Seeing and Appearing

Re-eh, anokhi notayn lifnaykhem hayom b’rakha u-k’lalah

“Re-eh, I am placing before you today blessing and curse”

This week’s Torah portion is all about vision; the open word, re-eh, can mean “See!” or “Look!” Some commentators translate it as “Behold!” or “Pay attention!” The intention is the same; this is important.

The verse seems straightforward enough, but a closer look at the Hebrew makes things interesting; the word re-eh, an imperative, is singular, but lifnaykhem, “before you,” is plural. If you believe, as I do, that every word in the Torah is the way it is for a reason, then you need to pay attention to it.

The Book of Devarim, Deuteronomy, covers the last month or so of Moses’ life, and consists of his speeches to B’nai Yisrael as they prepare to enter the promised land. Here, Moses is, at the same time, speaking to both the individual “you,” and the “y’all,” or “yous guys,” meaning the entire community. It’s not the first time we see this in the Torah, and to me it makes an important statement about the responsibilities of individuals and communities. Plus, it’s a lot easier to get the attention of one person than an entire group.

The entire community is being told–in detail–how they will be Divinely blessed if they observe God’s commandments and cursed if they don’t.
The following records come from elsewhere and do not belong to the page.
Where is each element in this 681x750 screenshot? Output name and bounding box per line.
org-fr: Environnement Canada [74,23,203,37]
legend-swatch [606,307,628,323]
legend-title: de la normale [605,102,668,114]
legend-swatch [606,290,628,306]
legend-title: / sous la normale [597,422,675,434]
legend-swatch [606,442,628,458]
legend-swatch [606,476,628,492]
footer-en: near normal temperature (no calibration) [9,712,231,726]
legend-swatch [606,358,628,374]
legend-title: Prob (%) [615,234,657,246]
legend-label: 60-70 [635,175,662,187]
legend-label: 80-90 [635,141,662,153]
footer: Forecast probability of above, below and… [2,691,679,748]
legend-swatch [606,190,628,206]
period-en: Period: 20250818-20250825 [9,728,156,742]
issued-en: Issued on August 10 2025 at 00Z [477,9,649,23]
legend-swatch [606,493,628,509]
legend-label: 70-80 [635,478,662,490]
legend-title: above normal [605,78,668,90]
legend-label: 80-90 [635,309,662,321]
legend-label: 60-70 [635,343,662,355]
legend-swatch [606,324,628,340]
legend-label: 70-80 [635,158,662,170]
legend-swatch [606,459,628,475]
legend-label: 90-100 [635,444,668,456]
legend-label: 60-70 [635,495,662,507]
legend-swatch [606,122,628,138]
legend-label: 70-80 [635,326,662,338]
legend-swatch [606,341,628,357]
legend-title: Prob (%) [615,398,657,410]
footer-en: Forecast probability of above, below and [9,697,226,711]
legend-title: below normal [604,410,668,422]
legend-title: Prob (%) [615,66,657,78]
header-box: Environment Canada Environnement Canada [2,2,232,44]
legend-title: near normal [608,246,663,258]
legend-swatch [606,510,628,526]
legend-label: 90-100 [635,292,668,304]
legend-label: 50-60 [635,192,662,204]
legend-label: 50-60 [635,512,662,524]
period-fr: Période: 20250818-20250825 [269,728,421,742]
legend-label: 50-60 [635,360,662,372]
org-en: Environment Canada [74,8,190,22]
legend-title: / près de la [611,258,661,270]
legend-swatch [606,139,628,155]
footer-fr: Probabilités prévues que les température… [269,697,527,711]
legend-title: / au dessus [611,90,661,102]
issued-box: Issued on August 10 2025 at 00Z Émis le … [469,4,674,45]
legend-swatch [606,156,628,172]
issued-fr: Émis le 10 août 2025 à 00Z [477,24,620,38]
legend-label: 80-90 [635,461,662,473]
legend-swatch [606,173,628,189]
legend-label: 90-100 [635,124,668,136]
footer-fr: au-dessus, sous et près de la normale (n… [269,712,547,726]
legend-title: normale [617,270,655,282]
However, it’s up to each person to not only internalize this knowledge, but to decide how each will act. How one person understands something may be different than the person standing next to them. We each “see” things through our own unique lenses, even though we’re all looking at the same thing.

How do you see/view/look at things differently from others? Do you see curses as blessings in disguise?

The new month of Elul, the month of introspection that leads up to Rosh Hashanah, begins after Shabbat. What do you see moving forward?

Shabbat Shalom and Hodesh tov!





  1. John Finley

    Hi Susan. Ah, blessings/curses. I’ve found most things to be double-edged swords. Even the relative miracles of technology leave much to be desired. This marvel of a computer, on which I type this, distresses me at times. When I go nearly anywhere, people staring into screens, seemingly oblivious to their fellows. Selfies! Don’t people ever just enjoy the moment anymore? As we receive too much, too fast, the wonder in it never lasts. I use and abuse Facebook, but I’ve never had even the mildest urge to photograph my dinner. Do these things make me too judgmental? “Asking for a friend.” LOL Ciao and Shalom!

    • susan-adm1n

      All good thoughts, John. And I rarely photograph my dinner, but there was the time that the arrangement on the dish looked like Jonah and the whale!